I got this recipe from The Almond Eater blog. Here is what you need:

  1. 1 lb ground turkey (I used 85% lean but have mixed feelings about that, more on that later)

  2. 1 egg

  3. 2 garlic cloves, minced

  4. 1/4 cup fresh parsley, minced

  5. 1 tablespoon tomato paste

  6. 1/2 cup almond flour

  7. 1/2 teaspoon basil (I used freeze-dried basil because my supermarket didn't have fresh basil)

  8. 1/2 teaspoon kosher salt

  9. 1/2 teaspoon red pepper flakes

  10. Crushed black pepper, as much as you think is reasonable

  11. 1 teaspoon olive oil

  12. 2 cups of marinara sauce (sugar-free if you care about carbs). I used Bertolli d'Italia marinara sauce; Rao's is also good.

You will also need an oven-tolerant pan.


Preheat your oven to 350 degrees Fahrenheit, and then take an appropriately sized mixing bowl and place items 1 through 10 in the ingredient list within that bowl. Mix everything together until well incorporated. I used my hands, but it might be a more pleasant experience if you use gloves. Here is an appetizing picture of the result.

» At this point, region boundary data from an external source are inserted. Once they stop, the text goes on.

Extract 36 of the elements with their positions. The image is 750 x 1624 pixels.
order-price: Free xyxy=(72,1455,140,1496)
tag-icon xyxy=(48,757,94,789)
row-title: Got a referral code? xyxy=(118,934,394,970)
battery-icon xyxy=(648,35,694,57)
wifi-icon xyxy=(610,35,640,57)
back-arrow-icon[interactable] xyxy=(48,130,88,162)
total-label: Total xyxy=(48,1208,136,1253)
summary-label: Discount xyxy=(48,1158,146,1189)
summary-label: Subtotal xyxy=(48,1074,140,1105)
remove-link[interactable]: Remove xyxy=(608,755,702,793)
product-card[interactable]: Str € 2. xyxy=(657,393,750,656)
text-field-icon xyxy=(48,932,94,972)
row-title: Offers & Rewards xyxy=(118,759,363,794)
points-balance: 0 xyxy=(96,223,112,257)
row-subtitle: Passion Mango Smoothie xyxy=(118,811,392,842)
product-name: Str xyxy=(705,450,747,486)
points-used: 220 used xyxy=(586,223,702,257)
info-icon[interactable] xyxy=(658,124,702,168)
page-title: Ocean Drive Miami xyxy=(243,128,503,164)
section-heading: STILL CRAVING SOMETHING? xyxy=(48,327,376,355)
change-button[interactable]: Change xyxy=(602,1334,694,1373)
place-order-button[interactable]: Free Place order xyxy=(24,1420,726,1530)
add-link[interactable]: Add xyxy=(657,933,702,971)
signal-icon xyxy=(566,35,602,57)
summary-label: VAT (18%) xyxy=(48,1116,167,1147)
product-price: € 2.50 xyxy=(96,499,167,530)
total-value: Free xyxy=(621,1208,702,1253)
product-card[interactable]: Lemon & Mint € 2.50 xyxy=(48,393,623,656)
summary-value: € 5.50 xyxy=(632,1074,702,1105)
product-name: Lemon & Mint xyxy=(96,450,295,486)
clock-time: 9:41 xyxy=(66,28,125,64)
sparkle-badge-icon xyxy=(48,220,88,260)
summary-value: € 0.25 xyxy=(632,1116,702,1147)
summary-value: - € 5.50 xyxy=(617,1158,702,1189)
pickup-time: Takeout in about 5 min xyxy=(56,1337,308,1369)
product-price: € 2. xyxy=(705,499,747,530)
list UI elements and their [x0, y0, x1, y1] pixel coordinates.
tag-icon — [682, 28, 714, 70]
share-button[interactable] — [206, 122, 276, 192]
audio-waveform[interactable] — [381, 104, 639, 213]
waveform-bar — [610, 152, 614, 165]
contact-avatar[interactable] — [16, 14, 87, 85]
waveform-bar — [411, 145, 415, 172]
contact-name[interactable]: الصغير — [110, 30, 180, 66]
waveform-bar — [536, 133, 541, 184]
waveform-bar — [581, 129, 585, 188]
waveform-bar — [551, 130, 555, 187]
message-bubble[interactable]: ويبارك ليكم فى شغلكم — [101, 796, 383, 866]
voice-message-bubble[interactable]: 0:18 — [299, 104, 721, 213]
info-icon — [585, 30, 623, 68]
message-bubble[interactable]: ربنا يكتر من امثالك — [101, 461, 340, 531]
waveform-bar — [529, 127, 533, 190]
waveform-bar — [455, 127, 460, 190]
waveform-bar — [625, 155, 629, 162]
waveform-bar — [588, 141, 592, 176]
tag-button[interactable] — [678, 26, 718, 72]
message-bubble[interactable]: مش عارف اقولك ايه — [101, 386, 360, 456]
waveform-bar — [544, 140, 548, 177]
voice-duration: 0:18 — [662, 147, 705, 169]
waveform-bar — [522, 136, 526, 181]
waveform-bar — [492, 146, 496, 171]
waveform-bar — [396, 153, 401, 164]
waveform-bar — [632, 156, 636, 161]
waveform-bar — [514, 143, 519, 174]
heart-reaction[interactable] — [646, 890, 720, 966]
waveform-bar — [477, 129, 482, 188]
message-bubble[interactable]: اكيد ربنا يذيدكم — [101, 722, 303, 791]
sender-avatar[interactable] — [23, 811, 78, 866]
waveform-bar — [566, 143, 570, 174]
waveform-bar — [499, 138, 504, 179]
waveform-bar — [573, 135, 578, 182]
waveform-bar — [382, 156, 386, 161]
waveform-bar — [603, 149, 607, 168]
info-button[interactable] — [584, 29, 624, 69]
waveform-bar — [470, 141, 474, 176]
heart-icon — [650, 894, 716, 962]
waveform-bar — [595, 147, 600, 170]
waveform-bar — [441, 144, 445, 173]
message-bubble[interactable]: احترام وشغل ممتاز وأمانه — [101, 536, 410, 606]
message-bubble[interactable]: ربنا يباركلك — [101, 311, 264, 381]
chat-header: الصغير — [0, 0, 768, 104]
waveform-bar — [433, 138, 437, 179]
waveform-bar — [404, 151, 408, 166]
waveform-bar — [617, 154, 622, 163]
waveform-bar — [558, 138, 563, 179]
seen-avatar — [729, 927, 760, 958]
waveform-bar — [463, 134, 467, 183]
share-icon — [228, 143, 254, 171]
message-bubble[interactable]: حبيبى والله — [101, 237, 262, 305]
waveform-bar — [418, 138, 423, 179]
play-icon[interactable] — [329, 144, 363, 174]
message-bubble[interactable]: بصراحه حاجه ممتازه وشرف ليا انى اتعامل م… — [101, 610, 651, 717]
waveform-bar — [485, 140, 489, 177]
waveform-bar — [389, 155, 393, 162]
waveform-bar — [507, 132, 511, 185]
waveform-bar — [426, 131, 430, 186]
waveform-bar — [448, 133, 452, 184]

At this point I took a break, because this recipe takes a while and my back isn't so good right now.


10 minutes later, it is meatball shaping time. The goal is to make 16-18 meatballs. Take a chunk of the seasoned meat, roll it in your hand a little, and also pass it from hand to hand as if you're fidgeting with a ball. This will help the meatball become more dense and easier to shape. Once the meatball is shaped, place it in your oven-tolerant pan.


At this point, I started having doubts about buying 85% lean ground turkey. I have made these meatballs before with 90% lean ground turkey, and it took some time to shape the meatballs but it wasn't that bad. With 85% turkey, the meat is a lot gooier and harder to manage and shape.

You might notice in the above picture that the meatballs are slightly shiny. This is because I gave each one a quick second roll after I created them all. I noticed that once the meatballs sit in the olive oil, they are much easier to shape into nice little balls.


Once your meatballs are formed, turn on your stove and sear the meatballs until they have some browning. I did this for 5 minutes. This part gave me some trouble because the meatballs started to stick to the pan, even though I was constantly turning them over. If you have any tips on how to prevent this, please let me know in the comments.


Once your meatballs have fried a little, pour 2 or so cups of marinara sauce all over them, place them in your preheated oven, and cook for 18-20 minutes. I cook them for 20 minutes and check the internal temperature with a meat thermometer. They are always over 165 degrees inside, so all clear.


The Result


Here they are, out of the oven.


I cut one of them for this cross-section view. I think it looks pretty good!


The Taste


As you can see from the pictures, these meatballs are heavily coated in sauce. The sauce evaporates somewhat in the oven and turns into this delicious savory tomato situation, which pairs really nicely with the meatballs. I ate the meatballs in sauce with a side of salad, but I think they would be better with pasta.


The meatballs are very soft and melt a little in your mouth. If you go with 90% lean ground turkey, they will be a little more substantial, which I prefer. The tomato paste and herbs and spices come out really well in the flavor, and the almond flour adds this denser and chewy texture. These are the best meatballs I've ever made and I plan to make them regularly, probably on the weekends because they are time-consuming.


Please let me know if you have any thoughts or suggestions. Thanks for reading!